Find limit of 1/abs(x).
Let us split the function, f(x)=1/x, if x>0 =-1/x, if x<0 limx->infinity f(x)=limx->infinity 1/x= infinity limx->-infinity f(x)=limx->-infinity -1/x= infinity So, limit of 1/abs(x)=infinity.
What is the height of the tower, when the shadow of it increases by 14 meters when the angle of elevation of the sun rays decreases from 85° to 55° , what is the height of the building?
let the base of the first right triangle be x, and its base angle is 85° let the base of the second right triangle be x+14 , and label its base angle as 55° For both let the height be taken as h.
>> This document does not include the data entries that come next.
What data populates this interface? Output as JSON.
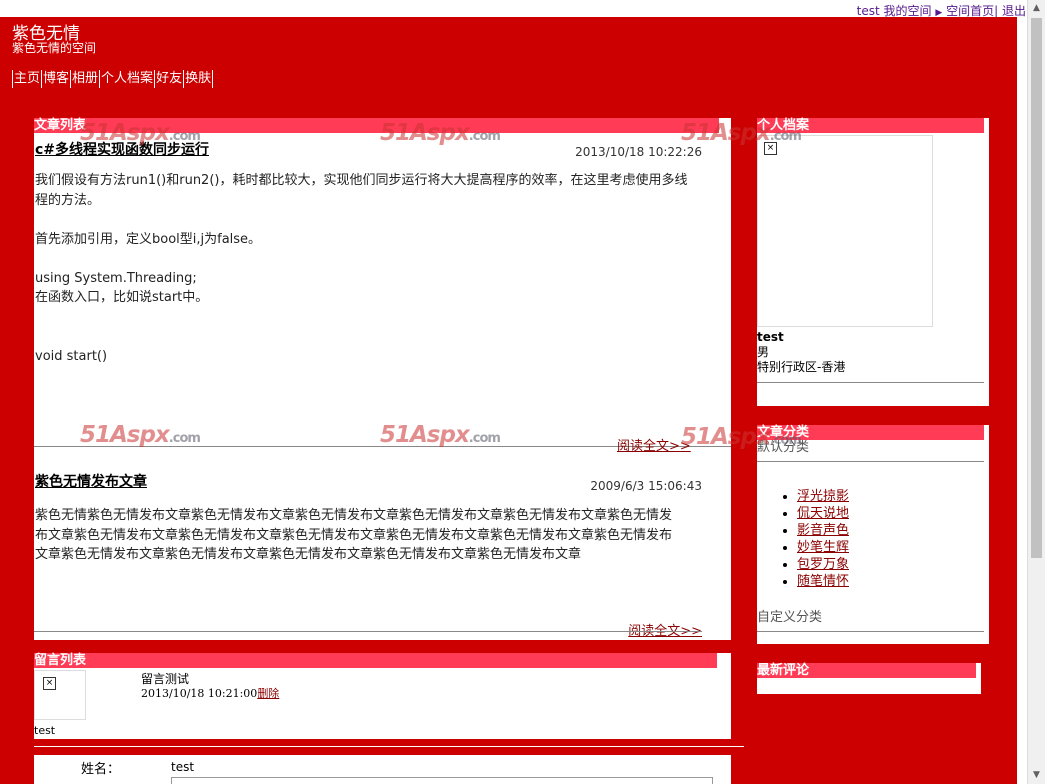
{
  "topbar": {
    "user": "test",
    "my_space": "我的空间",
    "home": "空间首页",
    "logout": "退出"
  },
  "site": {
    "title": "紫色无情",
    "subtitle": "紫色无情的空间"
  },
  "nav": [
    "主页",
    "博客",
    "相册",
    "个人档案",
    "好友",
    "换肤"
  ],
  "watermark": {
    "brand": "51Aspx",
    "suffix": ".com"
  },
  "articles_panel": {
    "heading": "文章列表"
  },
  "articles": [
    {
      "title": "c#多线程实现函数同步运行",
      "date": "2013/10/18 10:22:26",
      "body": [
        "我们假设有方法run1()和run2()，耗时都比较大，实现他们同步运行将大大提高程序的效率，在这里考虑使用多线程的方法。",
        "",
        "首先添加引用，定义bool型i,j为false。",
        "",
        "using System.Threading;",
        "在函数入口，比如说start中。",
        "",
        "",
        "void start()"
      ],
      "more": "阅读全文>>"
    },
    {
      "title": "紫色无情发布文章",
      "date": "2009/6/3 15:06:43",
      "body": [
        "紫色无情紫色无情发布文章紫色无情发布文章紫色无情发布文章紫色无情发布文章紫色无情发布文章紫色无情发布文章紫色无情发布文章紫色无情发布文章紫色无情发布文章紫色无情发布文章紫色无情发布文章紫色无情发布文章紫色无情发布文章紫色无情发布文章紫色无情发布文章紫色无情发布文章紫色无情发布文章"
      ],
      "more": "阅读全文>>"
    }
  ],
  "profile": {
    "heading": "个人档案",
    "name": "test",
    "gender": "男",
    "location": "特别行政区-香港"
  },
  "categories": {
    "heading": "文章分类",
    "default_label": "默认分类",
    "items": [
      "浮光掠影",
      "侃天说地",
      "影音声色",
      "妙笔生辉",
      "包罗万象",
      "随笔情怀"
    ],
    "custom_label": "自定义分类"
  },
  "comments": {
    "heading": "最新评论"
  },
  "messages": {
    "heading": "留言列表",
    "items": [
      {
        "user": "test",
        "text": "留言测试",
        "time": "2013/10/18 10:21:00",
        "delete": "删除"
      }
    ]
  },
  "form": {
    "name_label": "姓名：",
    "name_value": "test"
  }
}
We get tan85 = h/x ---> h = xtan85 from the second: tan55 = h/(x+14) ---> h = (x+14)tan55 then xtan85 = (x+14)tan55 xtan85 = xtan55 + 14tan55 xtan85 - xtan55 = 14tan55 x(tan85-tan55) = 14tan55 x = 14tan55/(tan85-tan55) back in h = xtan85 h = 14tan55tan85/(tan85-tan55) .
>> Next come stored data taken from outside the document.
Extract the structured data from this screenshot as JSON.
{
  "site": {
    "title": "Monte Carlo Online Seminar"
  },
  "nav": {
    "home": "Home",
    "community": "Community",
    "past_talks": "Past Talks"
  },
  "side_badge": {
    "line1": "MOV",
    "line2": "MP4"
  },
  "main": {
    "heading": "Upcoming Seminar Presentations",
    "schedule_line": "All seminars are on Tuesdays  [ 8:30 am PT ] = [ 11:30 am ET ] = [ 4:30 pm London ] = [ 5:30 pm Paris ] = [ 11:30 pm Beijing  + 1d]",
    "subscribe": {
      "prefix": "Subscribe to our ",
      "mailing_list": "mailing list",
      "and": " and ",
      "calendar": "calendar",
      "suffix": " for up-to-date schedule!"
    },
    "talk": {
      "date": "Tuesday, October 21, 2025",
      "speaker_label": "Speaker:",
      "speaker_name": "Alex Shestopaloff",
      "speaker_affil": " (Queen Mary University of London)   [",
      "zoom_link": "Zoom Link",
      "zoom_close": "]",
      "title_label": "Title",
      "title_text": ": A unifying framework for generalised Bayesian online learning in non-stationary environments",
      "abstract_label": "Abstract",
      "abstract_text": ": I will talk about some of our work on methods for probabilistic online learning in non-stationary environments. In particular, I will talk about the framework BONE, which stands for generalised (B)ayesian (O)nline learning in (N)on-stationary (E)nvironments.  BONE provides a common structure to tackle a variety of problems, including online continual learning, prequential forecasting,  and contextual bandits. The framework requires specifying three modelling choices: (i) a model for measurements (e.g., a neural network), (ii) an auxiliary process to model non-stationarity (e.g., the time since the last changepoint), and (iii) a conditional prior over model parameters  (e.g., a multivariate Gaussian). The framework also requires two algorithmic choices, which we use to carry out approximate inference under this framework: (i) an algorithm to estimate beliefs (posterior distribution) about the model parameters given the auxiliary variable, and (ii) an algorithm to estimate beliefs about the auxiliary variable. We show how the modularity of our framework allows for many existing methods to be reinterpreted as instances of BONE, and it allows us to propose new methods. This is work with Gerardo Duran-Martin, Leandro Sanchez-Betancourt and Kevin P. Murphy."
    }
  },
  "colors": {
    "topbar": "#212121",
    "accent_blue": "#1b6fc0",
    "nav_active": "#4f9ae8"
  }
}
If the product of two positive numbers is constant, find them when its sum is minimum.
Let us assume both the numbers as x and y. As per the question, ab=k, where k is a constant. So y=k/x. We need to find, for which values does x+y become minimum. So f(x)=x+k/x Differentiate both sides, f'(x)=1-k/x^2 Set it equal to zero and solve for k. 1-k/x^2=0 => 1=k/x^2 =>x^2=k => x =sqrt(k), as we only need positive number. Find the function's second derivative, f"(x)=2k/x^3 Plug x=sqrt(k), so f"(sqrt(k))=2k/sqrt(k)^3>0 So, f(x) will have a minimum when x=sqrt(k) and y=sqrt(k).